The three ate with minor conversations, and sometime near the middle of the lunch break, Mika became aware that Kaito had once again taken his place on the uppermost part of the roof. How he’d gotten up there, she couldn’t even begin to guess as the ladder was situated directly in front of her. It was well above her head, and thus, too high to jump. But perhaps there’s another ladder or means to get up there on the other side, she reasoned as she turned her attention back to Ayako’s and Kana’s conversation.
The bell indicating the end of lunch rang and with a lot of grumbling from Ayako, they stood up. It was when Ayako rounded the corner to face the door that she noticed Kaito for the first time. “You’re going to be late again if you keep sleeping! Those slick tricks are going to fail you one day, and when they do, you bet I’ll be there laughing my head off,” she jabbed.
An incoherent grumbling came from Kaito.
“Tch, whatever you ba – ” Ayako muttered under her breath but was cut off. He moved so suddenly, that Mika’s eyes couldn’t completely follow the movement. The most she registered was him hurtling directly for them. Mika jumped back in astonishment while Ayako and Kana remained rooted to the spot. Kaito came to an almost unnaturally light and quiet landing directly in front of a startled Ayako.
“That was a rather rude thing that was about to come from your mouth,” he said silkily as he backed up half a step and began to make a slow circle around her.

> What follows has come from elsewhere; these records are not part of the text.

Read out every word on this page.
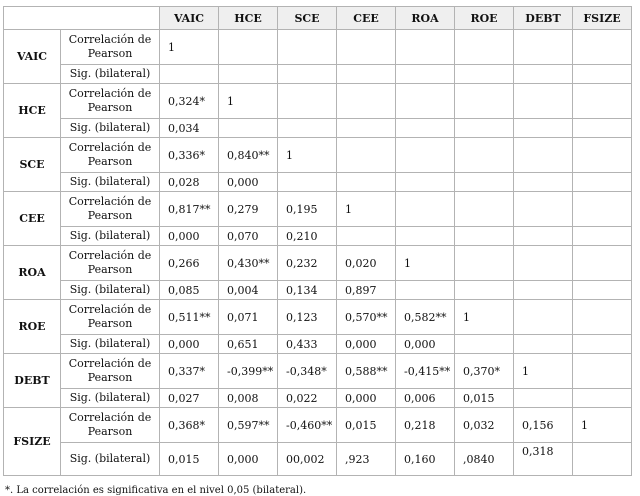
		VAIC	HCE	SCE	CEE	ROA	ROE	DEBT	FSIZE
VAIC	Correlación de Pearson	1							
	Sig. (bilateral)								
HCE	Correlación de Pearson	0,324*	1						
	Sig. (bilateral)	0,034							
SCE	Correlación de Pearson	0,336*	0,840**	1					
	Sig. (bilateral)	0,028	0,000						
CEE	Correlación de Pearson	0,817**	0,279	0,195	1				
	Sig. (bilateral)	0,000	0,070	0,210					
ROA	Correlación de Pearson	0,266	0,430**	0,232	0,020	1			
	Sig. (bilateral)	0,085	0,004	0,134	0,897				
ROE	Correlación de Pearson	0,511**	0,071	0,123	0,570**	0,582**	1		
	Sig. (bilateral)	0,000	0,651	0,433	0,000	0,000			
DEBT	Correlación de Pearson	0,337*	-0,399**	-0,348*	0,588**	-0,415**	0,370*	1	
	Sig. (bilateral)	0,027	0,008	0,022	0,000	0,006	0,015		
FSIZE	Correlación de Pearson	0,368*	0,597**	-0,460**	0,015	0,218	0,032	0,156	1
	Sig. (bilateral)	0,015	0,000	00,002	,923	0,160	,0840	0,318	
*. La correlación es significativa en el nivel 0,05 (bilateral).
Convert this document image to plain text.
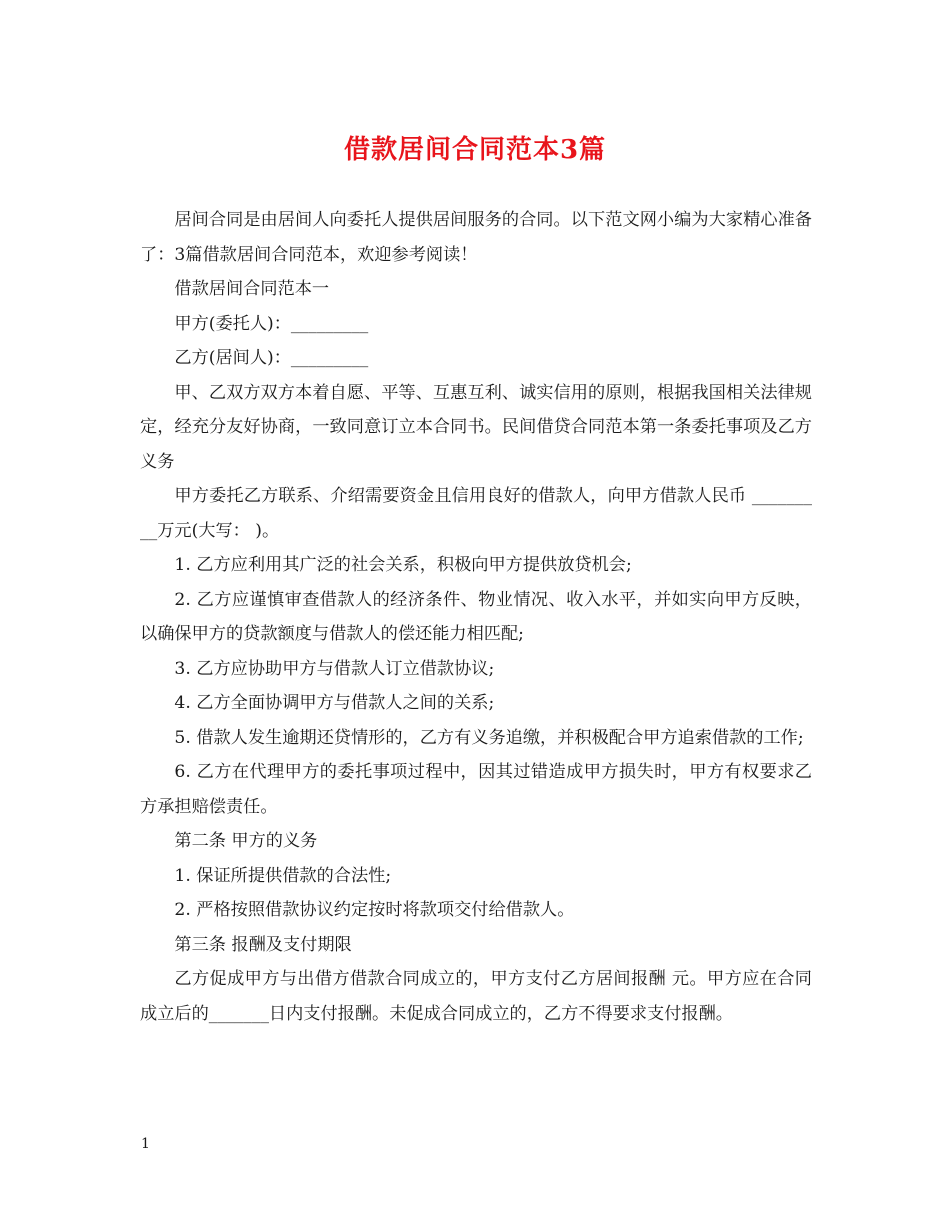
借款居间合同范本3篇

居间合同是由居间人向委托人提供居间服务的合同。以下范文网小编为大家精心准备了：3篇借款居间合同范本，欢迎参考阅读！

借款居间合同范本一

甲方(委托人)：_________

乙方(居间人)：_________

甲、乙双方双方本着自愿、平等、互惠互利、诚实信用的原则，根据我国相关法律规定，经充分友好协商，一致同意订立本合同书。民间借贷合同范本第一条委托事项及乙方义务

甲方委托乙方联系、介绍需要资金且信用良好的借款人，向甲方借款人民币 _________万元(大写： )。

1. 乙方应利用其广泛的社会关系，积极向甲方提供放贷机会;

2. 乙方应谨慎审查借款人的经济条件、物业情况、收入水平，并如实向甲方反映，以确保甲方的贷款额度与借款人的偿还能力相匹配;

3. 乙方应协助甲方与借款人订立借款协议;

4. 乙方全面协调甲方与借款人之间的关系;

5. 借款人发生逾期还贷情形的，乙方有义务追缴，并积极配合甲方追索借款的工作;

6. 乙方在代理甲方的委托事项过程中，因其过错造成甲方损失时，甲方有权要求乙方承担赔偿责任。

第二条 甲方的义务

1. 保证所提供借款的合法性;

2. 严格按照借款协议约定按时将款项交付给借款人。

第三条 报酬及支付期限

乙方促成甲方与出借方借款合同成立的，甲方支付乙方居间报酬 元。甲方应在合同成立后的_______日内支付报酬。未促成合同成立的，乙方不得要求支付报酬。

1
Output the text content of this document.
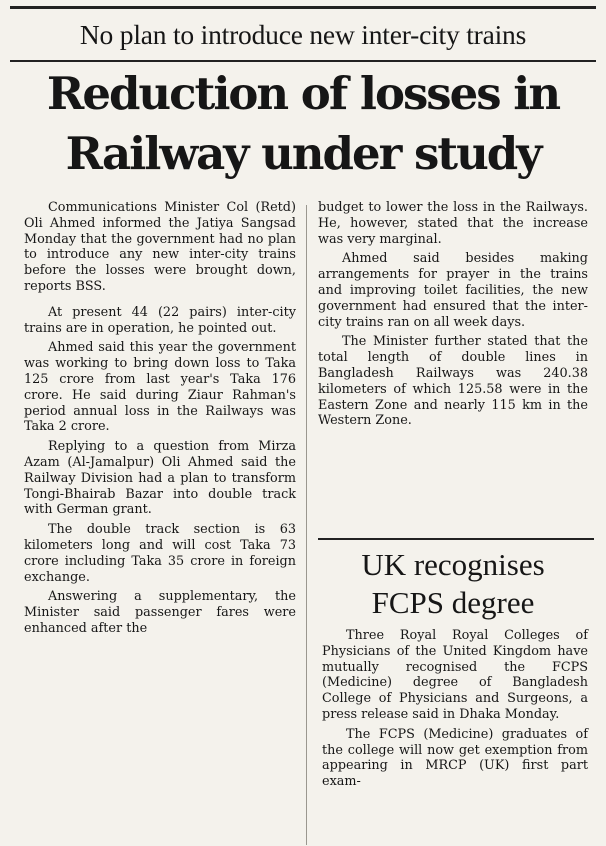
No plan to introduce new inter-city trains
Reduction of losses in
Railway under study

Communications Minister Col (Retd) Oli Ahmed informed the Jatiya Sangsad Monday that the government had no plan to introduce any new inter-city trains before the losses were brought down, reports BSS.

At present 44 (22 pairs) inter-city trains are in operation, he pointed out.

Ahmed said this year the government was working to bring down loss to Taka 125 crore from last year's Taka 176 crore. He said during Ziaur Rahman's period annual loss in the Railways was Taka 2 crore.

Replying to a question from Mirza Azam (Al-Jamalpur) Oli Ahmed said the Railway Division had a plan to transform Tongi-Bhairab Bazar into double track with German grant.

The double track section is 63 kilometers long and will cost Taka 73 crore including Taka 35 crore in foreign exchange.

Answering a supplementary, the Minister said passenger fares were enhanced after the

budget to lower the loss in the Railways. He, however, stated that the increase was very marginal.

Ahmed said besides making arrangements for prayer in the trains and improving toilet facilities, the new government had ensured that the inter-city trains ran on all week days.

The Minister further stated that the total length of double lines in Bangladesh Railways was 240.38 kilometers of which 125.58 were in the Eastern Zone and nearly 115 km in the Western Zone.

UK recognises
FCPS degree

Three Royal Royal Colleges of Physicians of the United Kingdom have mutually recognised the FCPS (Medicine) degree of Bangladesh College of Physicians and Surgeons, a press release said in Dhaka Monday.

The FCPS (Medicine) graduates of the college will now get exemption from appearing in MRCP (UK) first part exam-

“You - you’re the one who’s rude… suddenly flying at us like that,” she hissed.
“Even I’m not thick-skinned enough to sit idly by while being talked down to in such a way,” he continued, coming to a stop once he’d circled around to the door.
“Kisama…” Ayako snarled, balling her fists at her sides.
Mika put a hand on her friend’s shoulder, just in case she lunged at Kaito fists swinging.
“Arguing this now is pointless,” Kana said, moving between Ayako and Kaito. “If we don’t get a move on, we will have a repeat of this morning, except Takahiro-san will not be the only one who is late.”
With an over dramatized huff, Ayako spun around, and marched to the door. Kana nodded her head to Kaito before following Ayako down the stairs. Kaito moved off next, with Mika just a step behind him. Before she passed through the door, she made a point to glance around the corner to look for a ladder Kaito could have used to get to the top portion of the roof.
There was none.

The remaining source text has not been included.